Roche and the Cardiff University Brain Research Imaging Centre (CUBRIC) have partnered to uncover new research to understand the structural changes of dementia.
Using cutting-edge imaging and machine learning (ML), researchers will analyse the brains of patients living with Parkinson’s disease (PD) and Alzheimer’s disease (AD).
Dementia is a general term used for the impaired ability to remember, think or make decisions that interferes with day-to-day activities and affects 55 million people globally, according to Alzheimer’s Society.
Currently the most common form of dementia, AD is a progressive neurological disease that affects the part of the brain that controls thought, memory and language.
PD is a progressive neurodegenerative disorder that affects the body’s nervous system. The main symptoms include shaking, slow movements and stiffness.
The study will use advanced MRI to understand the bigger structural changes in the brain that occur in PD and AD to changes at a microscopic level to help advance earlier detection of the diseases in a non-invasive way.
According to professor Derek Jones, school of psychology, direct or CUBRIC, researchers will utilise the Siemen’s Connectom scanner and Siemens 7T MRI, as well as mathematical modelling and cutting-edge ML, “to investigate small and large changes in the brain of those with PD and AD”.
Dr Marco Palombo, school of psychology and school of computer science and informatics, CUBRIC, said: “By furthering our understanding, we can help develop processes for earlier diagnosis, monitor treatment responses and understand the impacts of potential new drug-based treatments.
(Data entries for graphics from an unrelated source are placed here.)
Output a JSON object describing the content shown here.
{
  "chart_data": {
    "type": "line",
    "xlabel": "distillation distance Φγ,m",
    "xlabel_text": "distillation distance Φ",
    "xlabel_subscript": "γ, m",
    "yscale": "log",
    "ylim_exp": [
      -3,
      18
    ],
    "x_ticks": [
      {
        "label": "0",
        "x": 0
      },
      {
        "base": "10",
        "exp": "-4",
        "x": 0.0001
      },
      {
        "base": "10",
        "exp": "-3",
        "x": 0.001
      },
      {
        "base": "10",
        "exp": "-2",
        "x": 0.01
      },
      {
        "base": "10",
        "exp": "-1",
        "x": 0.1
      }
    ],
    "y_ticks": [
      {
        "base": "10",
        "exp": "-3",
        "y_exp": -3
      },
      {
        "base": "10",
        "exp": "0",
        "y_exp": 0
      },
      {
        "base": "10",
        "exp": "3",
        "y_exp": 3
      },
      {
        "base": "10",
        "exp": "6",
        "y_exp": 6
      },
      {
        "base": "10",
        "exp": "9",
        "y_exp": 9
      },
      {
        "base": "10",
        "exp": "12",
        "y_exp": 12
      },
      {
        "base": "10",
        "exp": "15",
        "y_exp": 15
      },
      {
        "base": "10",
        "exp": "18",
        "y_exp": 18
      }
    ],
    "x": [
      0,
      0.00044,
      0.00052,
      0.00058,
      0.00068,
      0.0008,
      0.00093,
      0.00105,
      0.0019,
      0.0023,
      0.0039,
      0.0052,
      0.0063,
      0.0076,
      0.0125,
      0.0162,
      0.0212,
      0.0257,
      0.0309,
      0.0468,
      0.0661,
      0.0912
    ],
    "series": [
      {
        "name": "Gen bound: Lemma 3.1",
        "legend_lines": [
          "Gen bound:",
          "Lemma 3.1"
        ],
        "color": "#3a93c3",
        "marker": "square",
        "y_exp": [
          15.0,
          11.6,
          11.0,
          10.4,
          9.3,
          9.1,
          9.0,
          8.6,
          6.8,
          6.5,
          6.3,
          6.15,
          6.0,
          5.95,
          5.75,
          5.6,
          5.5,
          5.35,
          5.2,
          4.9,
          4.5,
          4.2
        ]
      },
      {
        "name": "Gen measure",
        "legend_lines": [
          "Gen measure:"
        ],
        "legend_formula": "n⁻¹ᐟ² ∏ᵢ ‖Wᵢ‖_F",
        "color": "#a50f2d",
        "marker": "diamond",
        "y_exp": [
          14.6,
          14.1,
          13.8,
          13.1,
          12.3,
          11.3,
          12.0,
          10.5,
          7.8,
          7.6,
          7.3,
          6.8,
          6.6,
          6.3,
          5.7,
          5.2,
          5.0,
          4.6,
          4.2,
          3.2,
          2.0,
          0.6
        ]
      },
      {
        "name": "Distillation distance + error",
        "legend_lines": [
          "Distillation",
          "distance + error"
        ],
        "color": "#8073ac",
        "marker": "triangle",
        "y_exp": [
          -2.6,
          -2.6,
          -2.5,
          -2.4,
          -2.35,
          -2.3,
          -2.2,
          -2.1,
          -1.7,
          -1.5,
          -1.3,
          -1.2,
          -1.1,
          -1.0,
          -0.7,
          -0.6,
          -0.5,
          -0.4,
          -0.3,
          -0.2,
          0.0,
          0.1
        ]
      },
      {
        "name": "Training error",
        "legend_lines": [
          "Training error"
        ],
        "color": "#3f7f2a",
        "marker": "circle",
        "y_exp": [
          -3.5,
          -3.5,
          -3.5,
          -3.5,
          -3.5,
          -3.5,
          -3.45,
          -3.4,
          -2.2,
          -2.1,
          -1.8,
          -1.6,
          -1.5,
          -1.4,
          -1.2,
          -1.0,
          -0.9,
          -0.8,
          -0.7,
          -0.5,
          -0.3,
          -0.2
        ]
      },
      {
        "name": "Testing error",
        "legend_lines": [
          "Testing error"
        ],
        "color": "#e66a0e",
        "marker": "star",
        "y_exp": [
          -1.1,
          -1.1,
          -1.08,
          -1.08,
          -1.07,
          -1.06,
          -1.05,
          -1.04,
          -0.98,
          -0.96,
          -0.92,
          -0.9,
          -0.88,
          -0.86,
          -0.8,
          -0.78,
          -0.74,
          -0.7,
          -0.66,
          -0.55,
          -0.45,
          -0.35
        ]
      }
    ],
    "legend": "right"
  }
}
“The responsible development of explainable ML methods for image processing, analysis and interpretation will be pivotal to achieving wide impact in clinics.”
In January, Cardiff University researchers linked variants of the EphA1 gene, involved in T cell immune response in the brain, to AD and a specific genetic variant, P460L, to reveal that it impacted T cell immune responses, increasing the risk of late-onset AD.